En Pensilvania, un grupo de legisladores republicanos inició un ataque contra las leyes de salario prevaleciente del estado, presionando por una legislación que eximiría a los distritos escolares del mandato. Proyecto de ley HB 707, defendido por el representante estatal Jesse Topper, Es similar a una medida del Partido Republicano de Nevada..
En la actualidad, los distritos escolares deben pagar el salario vigente en cualquier proyecto cuyo precio supere los 25.000 T/T. Topper quiere elevar ese umbral para que pocos proyectos exijan salarios de calidad para los trabajadores de la construcción.
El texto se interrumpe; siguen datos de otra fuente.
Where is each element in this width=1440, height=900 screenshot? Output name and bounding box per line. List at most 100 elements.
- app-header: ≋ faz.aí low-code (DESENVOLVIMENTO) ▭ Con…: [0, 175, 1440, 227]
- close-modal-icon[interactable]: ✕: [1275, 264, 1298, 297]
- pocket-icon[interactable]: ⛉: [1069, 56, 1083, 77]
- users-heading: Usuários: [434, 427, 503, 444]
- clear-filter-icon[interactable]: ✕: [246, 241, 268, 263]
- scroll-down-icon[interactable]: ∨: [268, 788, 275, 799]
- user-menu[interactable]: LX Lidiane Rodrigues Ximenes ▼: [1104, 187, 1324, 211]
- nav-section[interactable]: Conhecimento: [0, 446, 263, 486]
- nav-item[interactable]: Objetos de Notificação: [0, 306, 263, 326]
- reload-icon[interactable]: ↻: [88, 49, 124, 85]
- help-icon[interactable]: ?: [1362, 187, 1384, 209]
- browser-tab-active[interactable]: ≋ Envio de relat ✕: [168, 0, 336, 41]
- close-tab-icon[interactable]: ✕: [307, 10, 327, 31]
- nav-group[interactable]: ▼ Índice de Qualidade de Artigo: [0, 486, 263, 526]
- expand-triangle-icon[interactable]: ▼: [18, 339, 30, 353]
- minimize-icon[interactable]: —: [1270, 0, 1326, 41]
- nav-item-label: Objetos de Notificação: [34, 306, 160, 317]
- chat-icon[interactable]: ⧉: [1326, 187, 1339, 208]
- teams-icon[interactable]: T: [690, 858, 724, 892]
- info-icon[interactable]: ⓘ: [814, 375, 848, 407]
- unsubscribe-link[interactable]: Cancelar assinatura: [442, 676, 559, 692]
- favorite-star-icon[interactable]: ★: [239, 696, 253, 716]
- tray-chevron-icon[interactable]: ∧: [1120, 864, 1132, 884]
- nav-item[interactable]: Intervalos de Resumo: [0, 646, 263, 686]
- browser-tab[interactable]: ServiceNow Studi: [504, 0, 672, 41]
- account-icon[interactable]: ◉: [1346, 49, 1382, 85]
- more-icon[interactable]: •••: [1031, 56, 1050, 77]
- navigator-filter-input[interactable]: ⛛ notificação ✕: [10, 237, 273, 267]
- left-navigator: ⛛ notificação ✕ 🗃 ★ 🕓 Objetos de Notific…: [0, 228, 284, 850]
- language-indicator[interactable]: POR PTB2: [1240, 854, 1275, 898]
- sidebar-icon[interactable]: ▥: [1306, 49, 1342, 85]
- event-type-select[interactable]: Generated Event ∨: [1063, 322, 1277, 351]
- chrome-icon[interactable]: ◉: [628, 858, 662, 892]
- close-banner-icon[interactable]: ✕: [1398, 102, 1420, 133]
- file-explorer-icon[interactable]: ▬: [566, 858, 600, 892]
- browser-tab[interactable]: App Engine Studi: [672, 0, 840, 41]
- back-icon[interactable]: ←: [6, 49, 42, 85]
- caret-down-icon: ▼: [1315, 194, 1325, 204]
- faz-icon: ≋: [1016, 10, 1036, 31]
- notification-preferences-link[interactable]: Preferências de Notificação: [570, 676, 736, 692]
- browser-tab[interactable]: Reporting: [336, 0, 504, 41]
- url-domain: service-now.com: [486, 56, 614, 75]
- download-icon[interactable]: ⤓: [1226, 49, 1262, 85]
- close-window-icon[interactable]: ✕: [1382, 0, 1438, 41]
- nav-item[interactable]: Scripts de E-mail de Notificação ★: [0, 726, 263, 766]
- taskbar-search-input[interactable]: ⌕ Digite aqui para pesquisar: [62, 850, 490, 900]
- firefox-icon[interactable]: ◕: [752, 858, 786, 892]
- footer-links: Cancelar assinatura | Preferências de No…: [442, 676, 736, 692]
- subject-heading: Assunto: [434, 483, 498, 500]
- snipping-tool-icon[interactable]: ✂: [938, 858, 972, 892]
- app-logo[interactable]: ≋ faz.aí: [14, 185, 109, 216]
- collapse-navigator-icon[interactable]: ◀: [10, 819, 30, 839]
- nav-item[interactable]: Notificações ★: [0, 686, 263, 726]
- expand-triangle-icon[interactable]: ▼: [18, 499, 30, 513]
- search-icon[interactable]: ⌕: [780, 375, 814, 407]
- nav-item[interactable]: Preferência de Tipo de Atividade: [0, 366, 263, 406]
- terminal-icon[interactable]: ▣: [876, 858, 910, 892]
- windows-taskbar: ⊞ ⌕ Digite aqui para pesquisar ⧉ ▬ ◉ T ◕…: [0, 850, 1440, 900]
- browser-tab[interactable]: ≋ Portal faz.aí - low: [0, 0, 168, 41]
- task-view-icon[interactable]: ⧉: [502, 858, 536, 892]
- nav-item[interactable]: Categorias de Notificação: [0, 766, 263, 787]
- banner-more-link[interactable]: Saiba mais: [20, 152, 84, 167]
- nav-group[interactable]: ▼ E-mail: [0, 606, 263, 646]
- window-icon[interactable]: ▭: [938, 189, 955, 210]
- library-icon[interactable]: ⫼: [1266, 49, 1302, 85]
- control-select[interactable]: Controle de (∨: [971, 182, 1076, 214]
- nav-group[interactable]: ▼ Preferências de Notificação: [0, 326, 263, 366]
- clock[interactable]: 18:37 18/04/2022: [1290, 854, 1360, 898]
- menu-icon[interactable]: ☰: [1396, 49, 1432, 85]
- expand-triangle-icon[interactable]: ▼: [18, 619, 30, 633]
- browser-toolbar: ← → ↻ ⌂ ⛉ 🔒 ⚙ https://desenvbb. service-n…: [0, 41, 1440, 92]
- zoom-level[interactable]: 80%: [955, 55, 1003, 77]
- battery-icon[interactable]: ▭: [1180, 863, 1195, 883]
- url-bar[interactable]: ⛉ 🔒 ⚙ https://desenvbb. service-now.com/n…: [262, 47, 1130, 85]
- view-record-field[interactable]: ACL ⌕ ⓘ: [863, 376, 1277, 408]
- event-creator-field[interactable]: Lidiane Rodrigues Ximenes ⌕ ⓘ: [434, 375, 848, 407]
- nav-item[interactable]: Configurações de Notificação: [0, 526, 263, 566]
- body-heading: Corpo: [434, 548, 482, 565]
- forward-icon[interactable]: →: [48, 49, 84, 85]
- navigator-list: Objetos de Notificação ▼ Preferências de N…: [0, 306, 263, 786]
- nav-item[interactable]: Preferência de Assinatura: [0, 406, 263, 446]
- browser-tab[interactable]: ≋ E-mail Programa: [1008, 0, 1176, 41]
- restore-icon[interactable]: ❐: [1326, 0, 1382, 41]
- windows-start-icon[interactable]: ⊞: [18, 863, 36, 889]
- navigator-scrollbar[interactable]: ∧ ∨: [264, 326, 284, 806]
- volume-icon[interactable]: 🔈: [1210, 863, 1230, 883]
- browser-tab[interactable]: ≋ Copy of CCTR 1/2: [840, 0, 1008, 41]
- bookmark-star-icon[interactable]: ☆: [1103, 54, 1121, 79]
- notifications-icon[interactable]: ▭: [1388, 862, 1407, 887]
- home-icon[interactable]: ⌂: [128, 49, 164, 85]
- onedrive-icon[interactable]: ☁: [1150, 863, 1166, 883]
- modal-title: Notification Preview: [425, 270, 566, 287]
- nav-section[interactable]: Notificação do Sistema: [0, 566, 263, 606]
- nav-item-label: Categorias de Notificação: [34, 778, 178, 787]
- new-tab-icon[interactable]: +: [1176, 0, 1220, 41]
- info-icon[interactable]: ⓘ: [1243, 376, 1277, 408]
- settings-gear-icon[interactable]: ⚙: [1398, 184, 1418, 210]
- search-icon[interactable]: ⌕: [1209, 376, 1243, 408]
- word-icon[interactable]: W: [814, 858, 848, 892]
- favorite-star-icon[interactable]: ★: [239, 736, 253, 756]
Explicó su posición a Diario de negocios de Penn:
“Debemos dar a nuestros distritos escolares flexibilidad para que puedan prescindir de requisitos onerosos y obsoletos para que puedan mantener bajos los costos y equilibrar sus presupuestos”, dijo Topper.
“Incluso si el costo se redujera solo en un 10 por ciento, los distritos escolares de todo el estado ahorrarían 100.000 millones de dólares en costos de construcción en el transcurso de 10 años”, dijo Topper. “Esta es una manera de mejorar la educación sin tener que recurrir a los contribuyentes para pagar la factura”.
La HB 707 cuenta con el apoyo de grupos de derecha, incluida la Asociación de Juntas Escolares de Pensilvania. comunicado de prensaEl director senior de Asuntos Gubernamentales del grupo, John Callahan, dijo:
“Los dólares que se gastan en mandatos costosos, como el salario prevaleciente, son dólares que no se pueden gastar en el aula. El cumplimiento de este mandato obliga a los distritos escolares a gastar el valioso dinero de los contribuyentes en artículos que tienen poco o ningún impacto en la calidad de la educación”.
En respuesta, el director ejecutivo del Centro de Investigación Keystone (KRC), Dr. Stephen Herzenberg, emitió la siguiente declaración:
“La ley de salario prevaleciente de Pensilvania ayuda a evitar que la industria de la construcción degenere en una competencia destructiva de salarios y precios, que expulsa a los trabajadores calificados y experimentados de la industria, reduce la productividad y la calidad y conduce a empleos de nivel de pobreza, sin ahorrar dinero a los clientes.
Ah, esos molestos economistas. Siempre realmente haciendo la investigación antes de tomar una posición.
Las cifras de KRC sugieren que las derogaciones del salario prevaleciente conducen a:
• menor capacitación de la fuerza laboral,
• una fuerza laboral más joven, menos educada y menos experimentada,
• mayores tasas de lesiones,
• salarios más bajos; y
• menor cobertura de salud y pensiones.
Mientras tanto, en Vermont, los legisladores están adoptando el enfoque opuesto. Recientemente dieron su aprobación preliminar a un aumento del salario prevaleciente. La medida forma parte de una legislación que financia proyectos de infraestructura estatal por un valor de 158,7 millones de dólares.
El proyecto de ley de capital, tal como lo aprobó la Cámara, incluye:
• $18 millones para mantenimiento mayor a nivel estatal durante los próximos dos años, un aumento de $1.7 millones más que la propuesta del gobernador Peter Shumlin.
• $19,4 millones para las instalaciones del laboratorio de la Agencia de Agricultura y Recursos Naturales en Randolph, un aumento de $2,9 millones respecto de la recomendación del gobernador.
• $19,1 millones para el Complejo Waterbury, $1,7 millones más de lo que propuso la administración Shumlin.
• $300,000 para ayuda estatal para la construcción de distritos escolares, una disminución de $2.7 millones respecto de la recomendación del gobernador.
• $14,7 millones para la ampliación de un proyecto informático en el Departamento de Finanzas.
• $8 millones durante los próximos dos años (la mitad de la recomendación del gobernador) para un proyecto de TI en la Agencia de Servicios Humanos que gestionaría la elegibilidad para Medicaid y otros programas de beneficios.